Thanks! I'd forgotten the significance of today.
Picked up a newspaper this AM, but stopped when I saw the Chronicle's front page headline "Rather's roots anchor him in trying times," so I don't know if they remembered this day in history or not.
You're very welcomed. My pleasure. :^)Picked up a newspaper this AM, but stopped when I saw the Chronicle's front page headline "Rather's roots anchor him in trying times," so I don't know if they remembered this day in history or not.
Here is the story that The Dallas Morning News carried in the Southwest section:
Flag's battle never ends
Relic of the Alamo, long sought by Texas, turns up in Mexican museum
12:19 AM CST on Sunday, March 6, 2005
Remember the Alamo flag?
More than a decade ago, just as Texas officials stepped up efforts for Mexico to return the only remaining banner known to have flown at the Battle of the Alamo, the Mexicans said they'd lost it.
But recently, a reporter found the flag once more on display in Mexico's National History Museum, a faded scrap of silk hung in a glass case amid 19th-century rifles and portraits. The once-blue fabric is faded to dirty white. Its fringe is intact, an eagle still spread across the middle over the words "God & Liberty."
"It's well taken care of," said Nina Serratos, a museum official in Mexico City. "The museum restored it."
The banner of volunteer Alamo defenders from New Orleans, a cherished bit of sacred cloth in the secular religion of Texana, is no closer to coming home than when the Mexican army took it away 169 years ago.
But spokesmen for Texas Gov. Rick Perry and Mexican President Vicente Fox, in answer to questions from The Dallas Morning News, indicated the door might be open to a deal that would return the Alamo flag to Texas.

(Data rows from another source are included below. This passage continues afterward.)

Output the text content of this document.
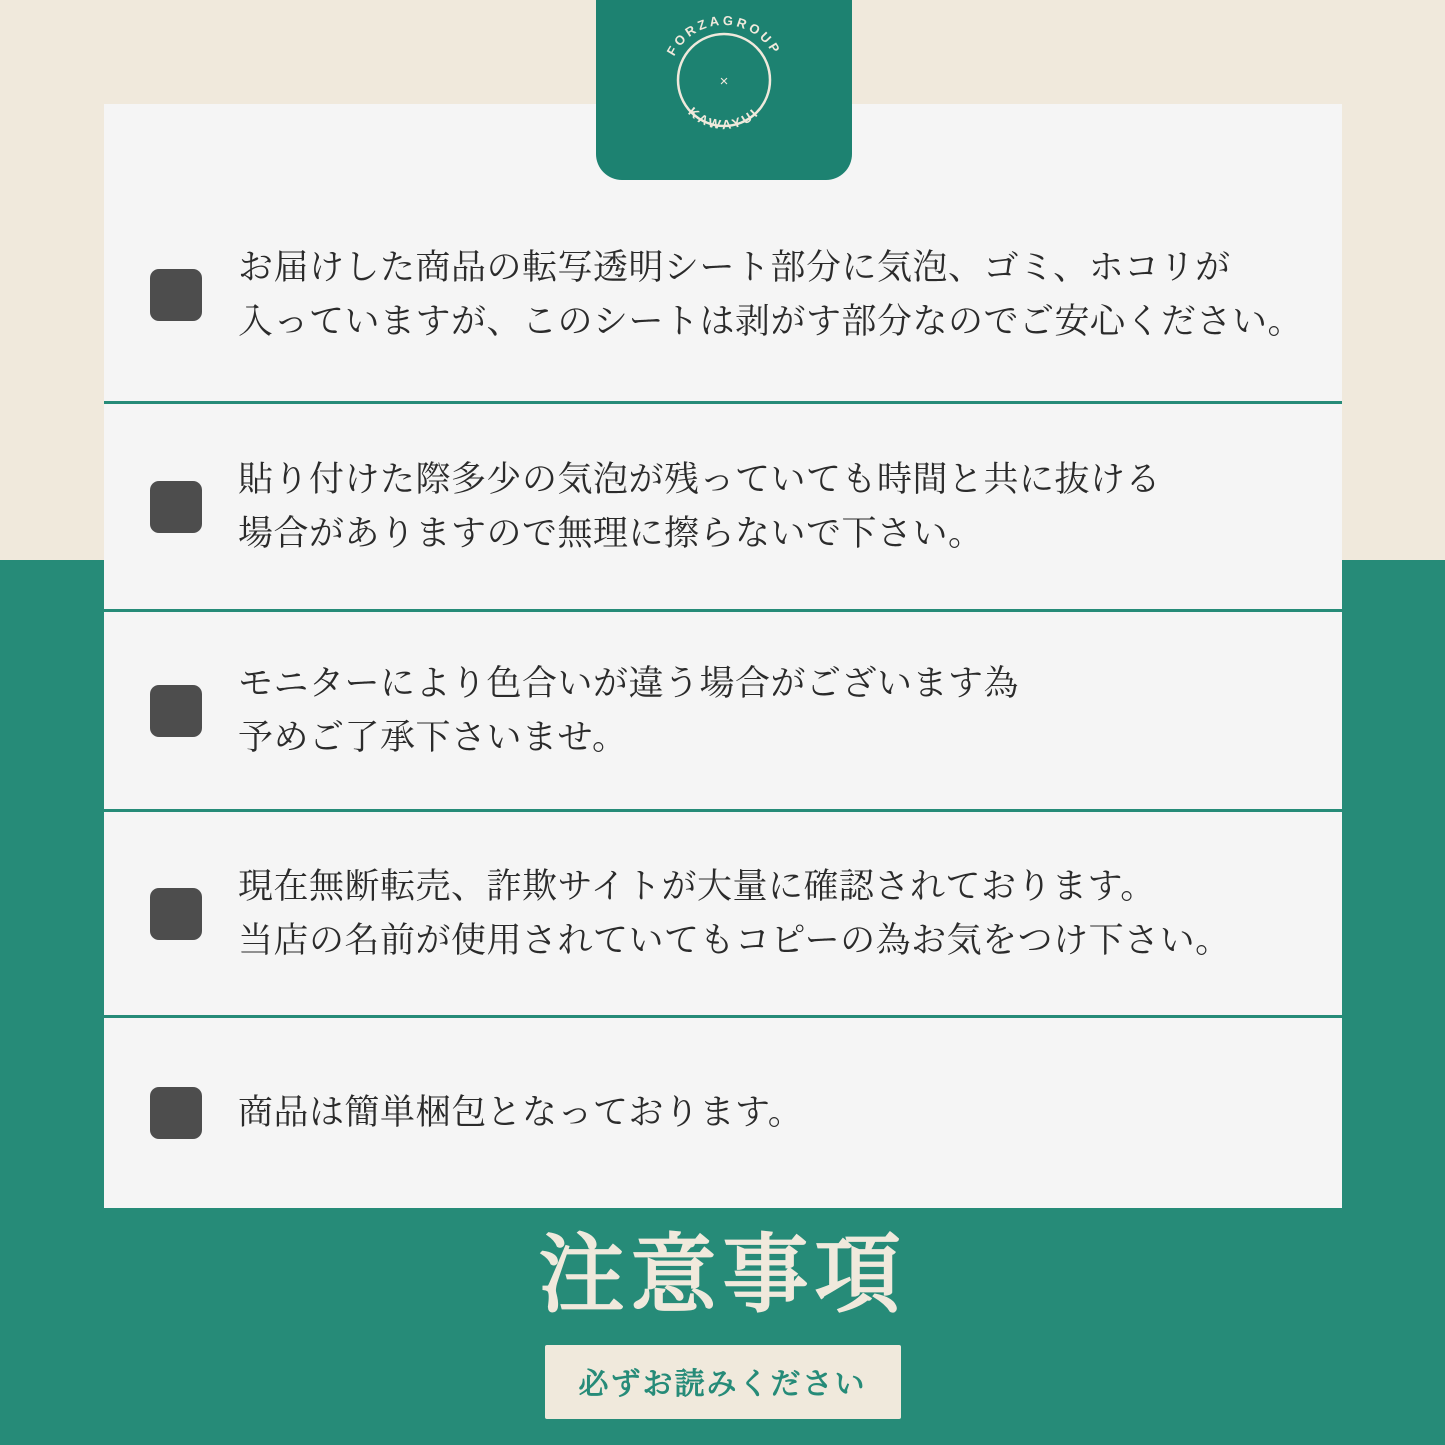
お届けした商品の転写透明シート部分に気泡、ゴミ、ホコリが
入っていますが、このシートは剥がす部分なのでご安心ください。
貼り付けた際多少の気泡が残っていても時間と共に抜ける
場合がありますので無理に擦らないで下さい。
モニターにより色合いが違う場合がございます為
予めご了承下さいませ。
現在無断転売、詐欺サイトが大量に確認されております。
当店の名前が使用されていてもコピーの為お気をつけ下さい。
商品は簡単梱包となっております。
FORZAGROUP
KAWAYUI
×
注意事項
必ずお読みください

"The governor has discussions with Mexican officials all the time," said Perry spokesman Robert Black. "I'm sure that at the appropriate time the governor will broach this.
"It's certainly something that Governor Perry would like to see back in the Texas archives."
Said Agustín Gutiérrez Canet, a spokesman for Mr. Fox: "If the United States has some Mexican flags, perhaps there could be an exchange. But that's a hypothetical idea."
As it happens, reciprocity is not so hypothetical a notion. Texas' archives has the battle flags from Mexico's Toluca, Guerrero and Matamoros battalions, captured in the decisive Battle of San Jacinto.